Наконец они напились, ввели челнок в небольшой приток реки и собрались вылезть на берег среди густых зарослей, спускавшихся к самой воде.
— Нам придется продираться сквозь заросли к берегу моря, чтобы найти кустарник и от него прямо идти туда, куда нам нужно, — сказал Эванс.
— Лучше проедем туда на лодке, — предложил Хукер.
Они снова вывели челнок в реку и стали грести к морю, а потом вдоль берега, туда, где рос кустарник. Здесь они остановились, втащили легкий челнок на берег и пошли к лесу; они шли до тех пор, пока лагуна и кустарник не оказались перед ними на одной линии. Эванс захватил с собой из челнока туземную одноконечную кирку с полированным камнем на конце поперечины. Хукер нес весло.
— Теперь прямо вон туда, — сказал он, — будем пробираться сквозь кусты, пока не выйдем к реке.
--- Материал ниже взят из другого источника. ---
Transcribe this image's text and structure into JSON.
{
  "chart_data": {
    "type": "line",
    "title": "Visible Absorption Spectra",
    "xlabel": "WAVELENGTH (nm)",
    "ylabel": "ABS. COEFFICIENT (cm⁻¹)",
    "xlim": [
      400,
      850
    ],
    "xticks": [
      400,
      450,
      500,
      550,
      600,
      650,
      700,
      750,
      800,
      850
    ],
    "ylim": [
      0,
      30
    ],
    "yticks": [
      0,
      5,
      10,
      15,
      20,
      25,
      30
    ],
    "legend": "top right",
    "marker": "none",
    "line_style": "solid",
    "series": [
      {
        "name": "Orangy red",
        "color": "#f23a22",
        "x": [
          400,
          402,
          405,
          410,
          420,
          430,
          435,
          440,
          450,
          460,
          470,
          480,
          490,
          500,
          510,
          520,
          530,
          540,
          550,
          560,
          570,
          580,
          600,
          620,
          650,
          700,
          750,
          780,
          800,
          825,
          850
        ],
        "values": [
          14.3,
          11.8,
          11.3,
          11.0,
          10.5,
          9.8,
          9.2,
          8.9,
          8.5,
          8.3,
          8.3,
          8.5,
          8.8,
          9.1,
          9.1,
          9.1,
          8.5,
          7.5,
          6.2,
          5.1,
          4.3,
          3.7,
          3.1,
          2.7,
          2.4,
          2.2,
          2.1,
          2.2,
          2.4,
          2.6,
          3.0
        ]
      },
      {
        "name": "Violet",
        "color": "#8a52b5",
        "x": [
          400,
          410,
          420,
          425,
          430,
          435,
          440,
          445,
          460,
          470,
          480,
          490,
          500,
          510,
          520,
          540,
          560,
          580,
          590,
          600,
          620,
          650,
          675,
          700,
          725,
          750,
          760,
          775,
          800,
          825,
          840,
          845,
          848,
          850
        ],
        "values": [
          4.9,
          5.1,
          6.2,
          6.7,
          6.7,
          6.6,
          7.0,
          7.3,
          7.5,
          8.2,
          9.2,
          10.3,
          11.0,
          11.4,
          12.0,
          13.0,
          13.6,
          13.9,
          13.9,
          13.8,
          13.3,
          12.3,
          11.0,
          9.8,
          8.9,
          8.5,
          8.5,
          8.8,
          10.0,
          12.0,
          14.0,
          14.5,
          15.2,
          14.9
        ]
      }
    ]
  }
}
А там поищем!
Они пробивались сквозь густые заросли тростника, гигантских папоротников и молодых деревьев. Сначала идти было трудно, но скоро стало попадаться все больше высоких деревьев с открытыми полянками между ними. Яркий свет солнца почти незаметно сменялся прохладной тенью. Наконец они очутились среди огромных деревьев, сплетавшихся высоко над их головами в зеленый шатер. Со стволов свешивались тускло-белые цветы, от одного дерева к другому перекидывались ползучие растения. Тени сгущались. На земле все чаще встречались бурые пятна мха и лишайников.